Liberty, we know, may lead to evil. But evil has itself its mission. Assuredly God has not thrown it across our path as a stumbling-block. He has placed it, as it were, on each side of that path as a warning,—as a means of keeping us in the right road, or bringing us back to it.

Man’s will and inclinations, like inert molecules, have their law of gravitation. But, whilst things inanimate obey blindly their pre-existent and inevitable tendencies, in the case of beings indued with free will, the force of attraction and repulsion does not precede action; it springs from the voluntary determination which it seems to be waiting for, it is developed by the very act itself, and it reacts for or against the agent, by a progressive exertion of co-operation or resistance, which we term recompense or chastisement, pleasure or pain. If the direction of the will coincides with that of the general laws, if the act is good, happiness is the result. If it takes an opposite direction, if it is bad, something opposes or repels it; error gives rise to suffering, which is its remedy and its end. Thus, Evil is constantly opposed by Evil, and Good as constantly gives rise to Good. And we venture to say that, when seen from a higher point of view, the errors of free will are limited to certain oscillations, of a determinate extent, around a superior and necessary orbit; all persistent resistance, which would force this limit, tending only to destroy itself, without at all succeeding in disturbing the order of the sphere in which it moves.
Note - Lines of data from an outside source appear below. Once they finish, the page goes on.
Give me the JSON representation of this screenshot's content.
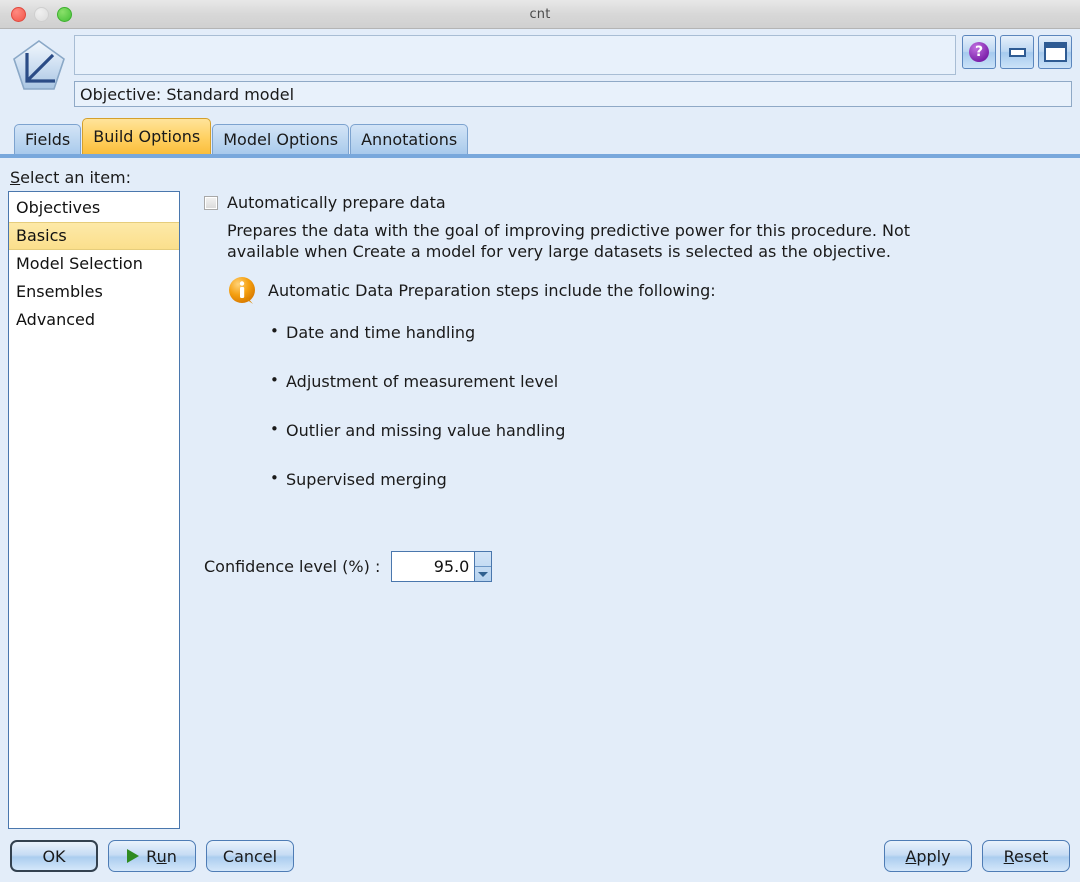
{
  "window": {
    "title": "cnt",
    "traffic_lights": [
      "close",
      "minimize",
      "zoom"
    ]
  },
  "header": {
    "name_field_value": "",
    "objective_field_value": "Objective: Standard model",
    "buttons": [
      {
        "name": "help-button",
        "icon": "question-mark-icon",
        "glyph": "?"
      },
      {
        "name": "minimize-button",
        "icon": "minimize-icon"
      },
      {
        "name": "maximize-button",
        "icon": "maximize-icon"
      }
    ],
    "app_icon": "spss-modeler-pentagon-icon"
  },
  "tabs": [
    {
      "label": "Fields",
      "active": false
    },
    {
      "label": "Build Options",
      "active": true
    },
    {
      "label": "Model Options",
      "active": false
    },
    {
      "label": "Annotations",
      "active": false
    }
  ],
  "content": {
    "select_label_mnemonic": "S",
    "select_label_rest": "elect an item:",
    "list_items": [
      {
        "label": "Objectives",
        "selected": false
      },
      {
        "label": "Basics",
        "selected": true
      },
      {
        "label": "Model Selection",
        "selected": false
      },
      {
        "label": "Ensembles",
        "selected": false
      },
      {
        "label": "Advanced",
        "selected": false
      }
    ],
    "checkbox": {
      "label": "Automatically prepare data",
      "checked": false,
      "enabled": false
    },
    "description": "Prepares the data with the goal of improving predictive power for this procedure.  Not available when Create a model for very large datasets is selected as the objective.",
    "info": {
      "icon": "info-icon",
      "text": "Automatic Data Preparation steps include the following:"
    },
    "bullets": [
      "Date and time handling",
      "Adjustment of measurement level",
      "Outlier and missing value handling",
      "Supervised merging"
    ],
    "confidence": {
      "label": "Confidence level (%) :",
      "value": "95.0"
    }
  },
  "footer": {
    "left_buttons": [
      {
        "name": "ok-button",
        "label": "OK",
        "default": true,
        "icon": null,
        "mnemonic": null
      },
      {
        "name": "run-button",
        "label": "R",
        "mnemonic": "u",
        "label_tail": "n",
        "icon": "play-icon",
        "default": false
      },
      {
        "name": "cancel-button",
        "label": "Cancel",
        "default": false,
        "icon": null,
        "mnemonic": null
      }
    ],
    "right_buttons": [
      {
        "name": "apply-button",
        "mnemonic": "A",
        "label_tail": "pply"
      },
      {
        "name": "reset-button",
        "mnemonic": "R",
        "label_tail": "eset"
      }
    ]
  },
  "colors": {
    "dialog_bg": "#e3edf9",
    "accent_tab_active": "#ffd061",
    "list_selected": "#fbdf8c",
    "button_blue": "#abcdef",
    "info_orange": "#f29600",
    "play_green": "#2f8b20"
  }
}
This reactive force of co-operation or repulsion, which, by means of recompense and suffering, governs the orbit, at once voluntary and necessary, of the human race, this law of gravitation of free beings (of which Evil is only a necessary part) is distinguished by the terms Responsibility and Solidarity; the one brings back upon the individual; the other reflects and sends back on the social body the good or bad consequences of the act; the one applies to man as a solitary and self-governing individual; the other envelops him in an inevitable community of good and evil as a partial element, a dependent member, of a collective and imperishable being—man. Responsibility is the sanction of individual liberty, the foundation of the rights of man. Solidarity is the evidence of his social subordination, and his principle of duty. . . .
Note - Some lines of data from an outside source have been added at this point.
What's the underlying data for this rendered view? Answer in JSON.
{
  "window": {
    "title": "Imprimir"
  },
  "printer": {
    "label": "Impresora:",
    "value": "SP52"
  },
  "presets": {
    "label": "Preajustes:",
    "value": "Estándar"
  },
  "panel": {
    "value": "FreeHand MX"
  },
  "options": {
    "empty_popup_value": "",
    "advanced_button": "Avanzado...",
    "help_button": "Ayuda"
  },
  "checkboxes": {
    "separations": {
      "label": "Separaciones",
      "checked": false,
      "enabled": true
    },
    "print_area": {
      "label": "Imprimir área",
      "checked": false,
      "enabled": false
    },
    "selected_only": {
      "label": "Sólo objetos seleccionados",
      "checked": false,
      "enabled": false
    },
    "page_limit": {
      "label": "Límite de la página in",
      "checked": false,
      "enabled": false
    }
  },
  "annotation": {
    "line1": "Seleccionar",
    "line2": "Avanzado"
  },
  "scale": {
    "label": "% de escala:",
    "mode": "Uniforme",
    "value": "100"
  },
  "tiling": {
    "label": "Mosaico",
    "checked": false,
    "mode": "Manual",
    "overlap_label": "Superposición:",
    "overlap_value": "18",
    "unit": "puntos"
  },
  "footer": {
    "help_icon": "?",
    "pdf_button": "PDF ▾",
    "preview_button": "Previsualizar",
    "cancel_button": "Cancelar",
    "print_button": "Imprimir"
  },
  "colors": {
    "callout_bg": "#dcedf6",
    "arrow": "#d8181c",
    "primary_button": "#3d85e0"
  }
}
[A leaf of Bastiat’s MS. being awanting, I hope to be pardoned for thus endeavouring to continue the idea of this religious introduction.]—R. F.

[106] Religion (religare, to bind), that which connects the present life with the future, the living with the dead, time with eternity, the finite with the infinite, man with God.
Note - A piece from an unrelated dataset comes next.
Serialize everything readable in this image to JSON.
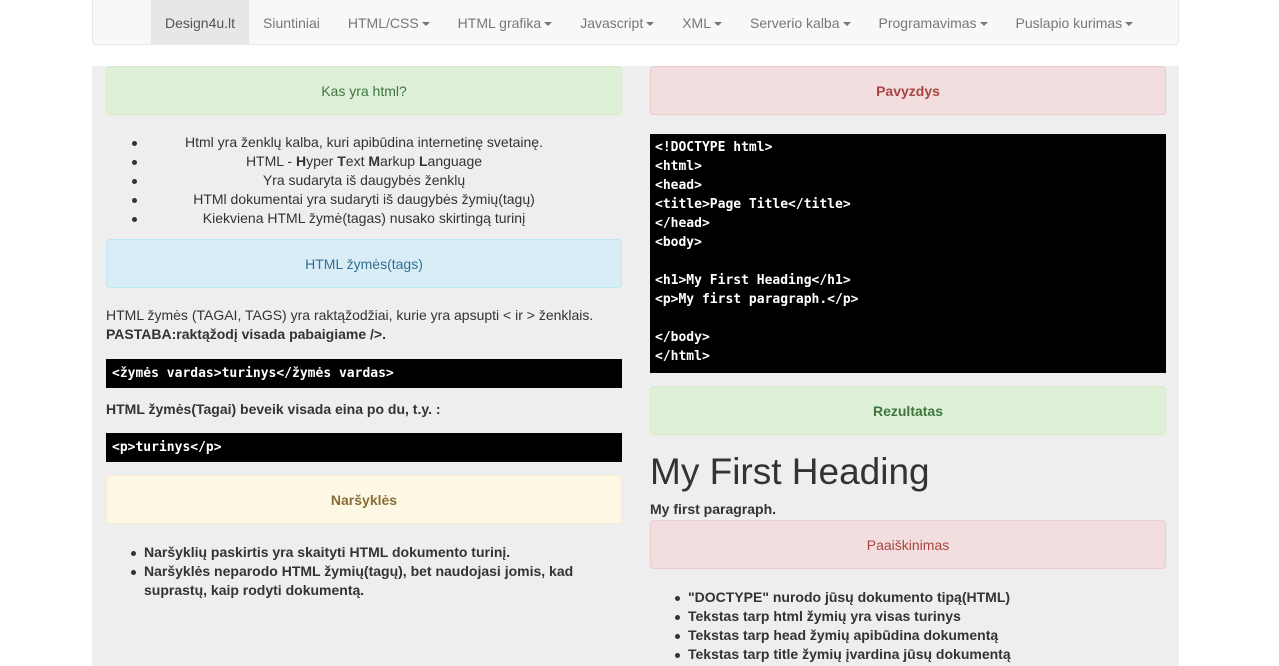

[107] May we not say that Divine Justice, which is so incomprehensible when we consider the lot of individuals, becomes striking when we reflect on the destinies of nations? Each man’s life is a drama which is begun on one theatre and completed on another. But the same thing cannot be said of the life of nations. That instructive tragedy begins and ends upon earth. This is the reason why history becomes a holy lesson; it is the justice of Providence.—De Custine’s La Russie.